First Reading: Isaiah 56:1, 6-7

Thus says the LORD:  Maintain justice, and do what is right, for soon my salvation will come, and my deliverance be revealed.  And the foreigners who join themselves to the LORD, to minister to him, to love the name of the LORD, and to be his servants, all who keep the sabbath, and do not profane it, and hold fast my covenant-- these I will bring to my holy mountain, and make them joyful in my house of prayer; their burnt offerings and their sacrifices will be accepted on my altar; for my house shall be called a house of prayer for all peoples.


1.  What can we do to “maintain justice?”


Psalm 67 Page 675, BCP

Deus misereatur



    May God be merciful to us and bless us, *

    show us the light of his countenance and come to us.

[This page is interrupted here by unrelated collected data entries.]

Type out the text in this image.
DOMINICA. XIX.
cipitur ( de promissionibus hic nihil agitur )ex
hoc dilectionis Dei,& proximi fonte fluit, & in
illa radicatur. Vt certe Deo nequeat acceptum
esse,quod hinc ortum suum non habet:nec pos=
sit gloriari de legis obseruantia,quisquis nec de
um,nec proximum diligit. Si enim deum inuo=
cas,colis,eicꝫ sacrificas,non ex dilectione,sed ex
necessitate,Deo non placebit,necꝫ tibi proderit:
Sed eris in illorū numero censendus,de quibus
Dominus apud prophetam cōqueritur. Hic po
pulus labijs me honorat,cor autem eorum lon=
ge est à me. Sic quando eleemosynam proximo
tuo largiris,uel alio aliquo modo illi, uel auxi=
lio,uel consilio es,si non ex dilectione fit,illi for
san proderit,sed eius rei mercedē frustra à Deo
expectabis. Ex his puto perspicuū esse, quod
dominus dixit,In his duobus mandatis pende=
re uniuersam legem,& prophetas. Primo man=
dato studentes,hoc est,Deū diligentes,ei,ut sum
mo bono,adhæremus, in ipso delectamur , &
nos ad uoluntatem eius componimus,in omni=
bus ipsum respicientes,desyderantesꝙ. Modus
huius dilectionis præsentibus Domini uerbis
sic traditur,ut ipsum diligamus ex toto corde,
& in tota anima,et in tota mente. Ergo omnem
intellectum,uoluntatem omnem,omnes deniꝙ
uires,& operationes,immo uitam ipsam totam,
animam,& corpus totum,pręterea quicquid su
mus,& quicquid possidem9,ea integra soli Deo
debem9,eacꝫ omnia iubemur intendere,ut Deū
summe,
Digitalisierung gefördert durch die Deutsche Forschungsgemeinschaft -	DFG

    Let your ways be known upon earth, *

    your saving health among all nations.



    Let the peoples praise you, O God; *

    let all the peoples praise you.



    Let the nations be glad and sing for joy, *

    for you judge the peoples with equity

    and guide all the nations upon earth.



    Let the peoples praise you, O God; *

    let all the peoples praise you.



    The earth has brought forth her increase; *

    may God, our own God, give us his blessing.

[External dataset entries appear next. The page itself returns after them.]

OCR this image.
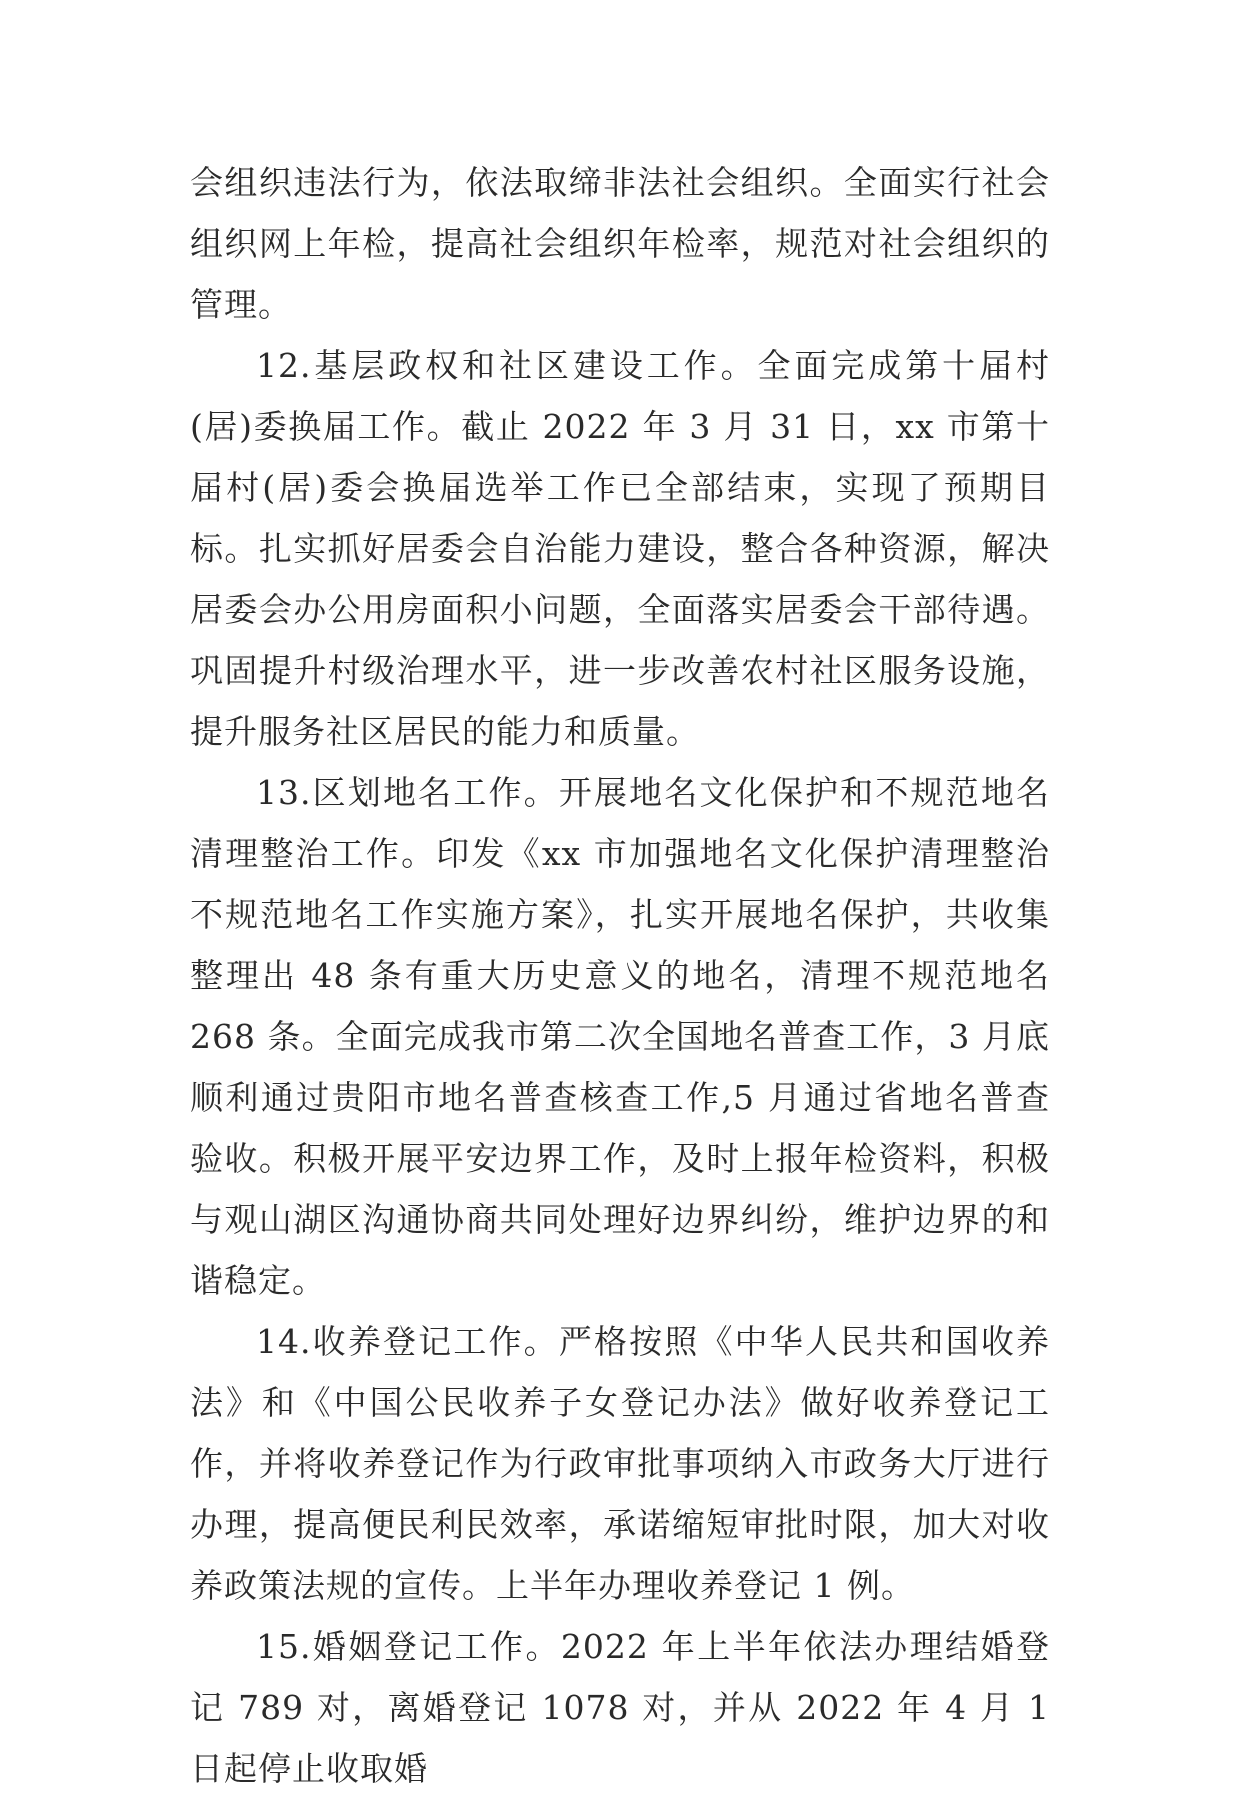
会组织违法行为，依法取缔非法社会组织。全面实行社会组织网上年检，提高社会组织年检率，规范对社会组织的管理。

12.基层政权和社区建设工作。全面完成第十届村(居)委换届工作。截止 2022 年 3 月 31 日，xx 市第十届村(居)委会换届选举工作已全部结束，实现了预期目标。扎实抓好居委会自治能力建设，整合各种资源，解决居委会办公用房面积小问题，全面落实居委会干部待遇。巩固提升村级治理水平，进一步改善农村社区服务设施，提升服务社区居民的能力和质量。

13.区划地名工作。开展地名文化保护和不规范地名清理整治工作。印发《xx 市加强地名文化保护清理整治不规范地名工作实施方案》，扎实开展地名保护，共收集整理出 48 条有重大历史意义的地名，清理不规范地名 268 条。全面完成我市第二次全国地名普查工作，3 月底顺利通过贵阳市地名普查核查工作,5 月通过省地名普查验收。积极开展平安边界工作，及时上报年检资料，积极与观山湖区沟通协商共同处理好边界纠纷，维护边界的和谐稳定。

14.收养登记工作。严格按照《中华人民共和国收养法》和《中国公民收养子女登记办法》做好收养登记工作，并将收养登记作为行政审批事项纳入市政务大厅进行办理，提高便民利民效率，承诺缩短审批时限，加大对收养政策法规的宣传。上半年办理收养登记 1 例。

15.婚姻登记工作。2022 年上半年依法办理结婚登记 789 对，离婚登记 1078 对，并从 2022 年 4 月 1 日起停止收取婚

    May God give us his blessing, *

    and may all the ends of the earth stand in awe of him.


1.  How often do you recognize God’s blessings in your life?






Epistle Reading: Romans 11:13-15, 29-32

Now I am speaking to you Gentiles. Inasmuch then as I am an apostle to the Gentiles, I glorify my ministry in order to make my own people jealous, and thus save some of them. For if their rejection is the reconciliation of the world, what will their acceptance be but life from the dead!  For the gifts and the calling of God are irrevocable. Just as you were once disobedient to God but have now received mercy because of their disobedience, so they have now been disobedient in order that, by the mercy shown to you, they too may now receive mercy. For God has imprisoned all in disobedience so that he may be merciful to all.


1.   How have we been freed from our imprisonment in disobedience?




The Gospel:  Matthew 15:21-28

Jesus left Gennesaret and went away to the district of Tyre and Sidon. Just then a Canaanite woman from that region came out and started shouting, "Have mercy on me, Lord, Son of David; my daughter is tormented by a demon." But he did not answer her at all. And his disciples came and urged him, saying, "Send her away, for she keeps shouting after us." He answered, "I was sent only to the lost sheep of the house of Israel." But she came and knelt before him, saying, "Lord, help me." He answered, "It is not fair to take the children's food and throw it to the dogs." She said, "Yes, Lord, yet even the dogs eat the crumbs that fall from their masters' table." Then Jesus answered her, "Woman, great is your faith! Let it be done for you as you wish." And her daughter was healed instantly.


1.  How do we explain the inconsistency between Jesus’ words and actions in this passage (declaring his mission to the Jews yet healing this woman’s daughter)?